Sono questi tutti legami riconducibili ai due volti del dio Giano: vecchio e nuovo, passaggio e cambiamento, il rinnovamento della natura e l’avvento della primavera.
Eppure, il 29, 30 e 31 gennaio sono considerati i giorni più freddi dell’anno e vengono chiamati “i giorni della merla”.
La leggenda è suggestiva.
Una merla, allora di colore bianco, stanca del gelido freddo, si rinchiude nel suo nido con i piccoli, sperando di ingannare il mese, allora di 28 giorni. Appena vede il bello, credendo che tutto sia ormai passato, comincia a cantare ed a mostrare il suo piumaggio bellissimo. Gennaio, adirato, chiede in prestito a febbraio tre giorni, per poter continuare a scatenare bufere di neve e gelo, le caratteristiche della sua natura. La merla allora è costretta a rifugiarsi in un camino per sfuggire al freddo e trovare il giusto tepore. Quando esce, alla fine dell’inverno, le sue piume sono diventate nere per la fuliggine, il colore in cui si mostra da allora.
La dimostrazione è che gennaio non è da sottovalutare, così come è bene non credere che il peggio sia passato, perché il mese, come Giano, è ancora doppio: ci sono ancora le avvisaglie del nuovo inizio.

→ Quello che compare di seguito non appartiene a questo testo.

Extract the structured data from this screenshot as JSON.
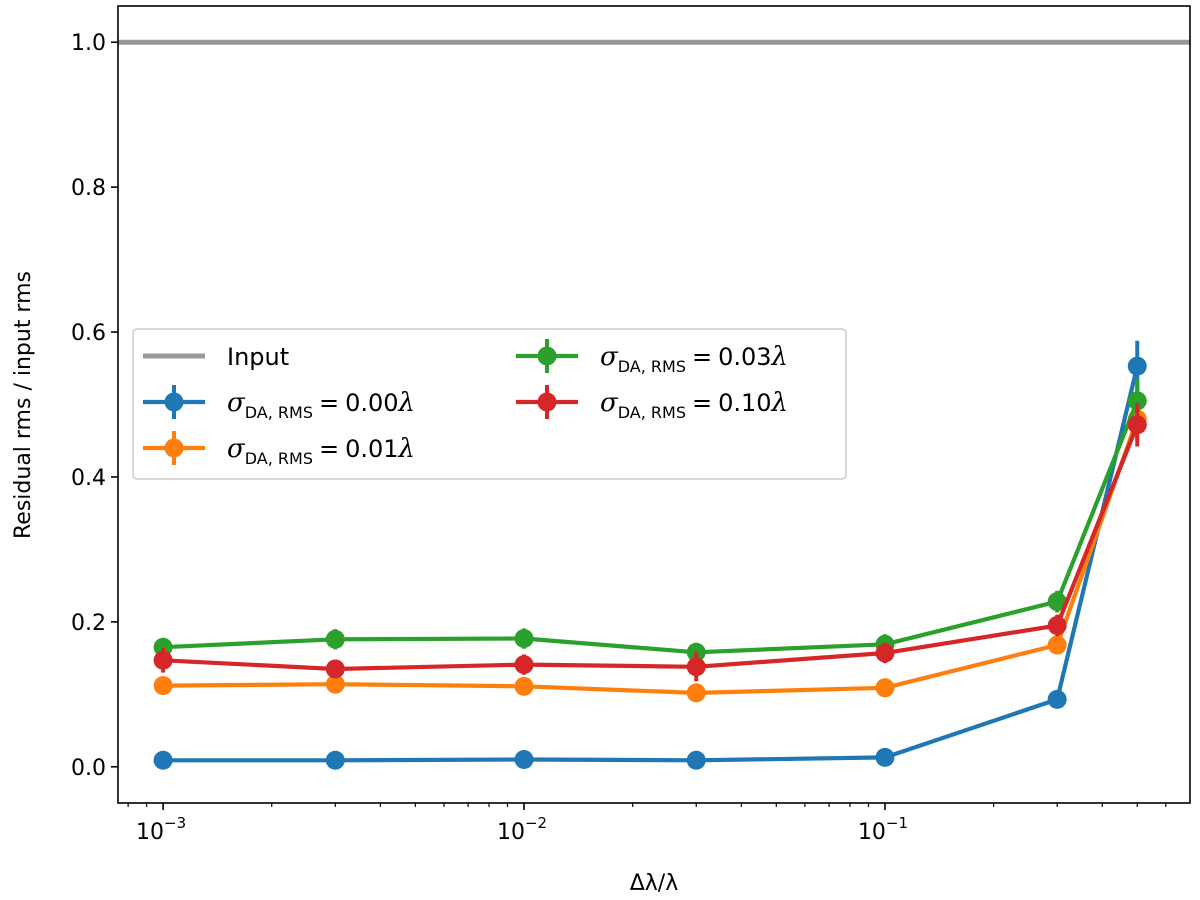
{
  "chart_data": {
    "type": "line",
    "title": "",
    "xlabel": "Δλ/λ",
    "ylabel": "Residual rms / input rms",
    "xscale": "log",
    "xlim": [
      0.00075,
      0.7
    ],
    "ylim": [
      -0.05,
      1.05
    ],
    "x": [
      0.001,
      0.003,
      0.01,
      0.03,
      0.1,
      0.3,
      0.5
    ],
    "x_ticks": [
      {
        "value": 0.001,
        "base": "10",
        "exp": "−3"
      },
      {
        "value": 0.01,
        "base": "10",
        "exp": "−2"
      },
      {
        "value": 0.1,
        "base": "10",
        "exp": "−1"
      }
    ],
    "y_ticks": [
      {
        "value": 0.0,
        "label": "0.0"
      },
      {
        "value": 0.2,
        "label": "0.2"
      },
      {
        "value": 0.4,
        "label": "0.4"
      },
      {
        "value": 0.6,
        "label": "0.6"
      },
      {
        "value": 0.8,
        "label": "0.8"
      },
      {
        "value": 1.0,
        "label": "1.0"
      }
    ],
    "reference_line": {
      "name": "Input",
      "value": 1.0,
      "color": "#999999"
    },
    "series": [
      {
        "name": "σDA,RMS = 0.00λ",
        "sigma_value": "0.00",
        "color": "#1f77b4",
        "values": [
          0.009,
          0.009,
          0.01,
          0.009,
          0.013,
          0.093,
          0.553
        ],
        "errors": [
          0.004,
          0.004,
          0.004,
          0.004,
          0.005,
          0.008,
          0.035
        ]
      },
      {
        "name": "σDA,RMS = 0.01λ",
        "sigma_value": "0.01",
        "color": "#ff7f0e",
        "values": [
          0.112,
          0.114,
          0.111,
          0.102,
          0.109,
          0.168,
          0.48
        ],
        "errors": [
          0.008,
          0.008,
          0.008,
          0.008,
          0.008,
          0.01,
          0.03
        ]
      },
      {
        "name": "σDA,RMS = 0.03λ",
        "sigma_value": "0.03",
        "color": "#2ca02c",
        "values": [
          0.165,
          0.176,
          0.177,
          0.158,
          0.169,
          0.228,
          0.505
        ],
        "errors": [
          0.012,
          0.014,
          0.014,
          0.01,
          0.014,
          0.015,
          0.03
        ]
      },
      {
        "name": "σDA,RMS = 0.10λ",
        "sigma_value": "0.10",
        "color": "#d62728",
        "values": [
          0.147,
          0.135,
          0.141,
          0.138,
          0.157,
          0.195,
          0.472
        ],
        "errors": [
          0.017,
          0.012,
          0.014,
          0.02,
          0.014,
          0.015,
          0.03
        ]
      }
    ],
    "legend": {
      "position": "center-left",
      "ncol": 2,
      "sigma_symbol": "σ",
      "sigma_subscript": "DA, RMS",
      "lambda_symbol": "λ",
      "equals": "="
    },
    "grid": false
  }
}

La natura si affida, infatti, ad alcune specie che resistono al freddo di gennaio. Tra di esse, cito i loro significati riconducibili proprio alle insidie dell’inverno. Il bucaneve è simbolo di speranza e di consolazione: alcune specie sbocciano quando il clima è ancora freddo, spingendo le foglie attraverso il suolo ghiacciato e la neve. Rappresenta anche la purezza per il suo colore bianco candido e il dolce profumo che emana, molto simile al miele quando la temperatura si scalda. Anche il rododendro è simbolo di eleganza e di bellezza che rapisce, ma è anche il fiore che suggerisce cautela per le insidie di alcune specie tossiche che possono provocare la morte degli animali da pascolo quando si nutrono delle sue foglie. Significa quindi tentazioni illusorie e insidiose, che affascinano ma che nascondono pericoli.
Nella cultura popolare, i riferimenti religiosi e mitologici sono chiaramente connessi a quelli meteorologici e climatici, fisici e naturalistici, che portavano il popolo a cogliere le caratteristiche specifiche dei vari mesi.
Nella Rappresentazione dei dodici mesi, un’antica filastrocca che si tramanda nei racconti popolari, gennaio è individuato come un uomo robusto e rude, vestito da pastore, che indossa una pesante mantella:
“Io so’ Jennaro cu’ na mala entratura,
stào a questiuni cu li pecurari
e ceco l’uocchi a li putaturi
nisciuno juorno l’aggia fa putare!
A chi jastima lu mese re Jennaro
Nisciuna jurnata sana le fazzo fare!”.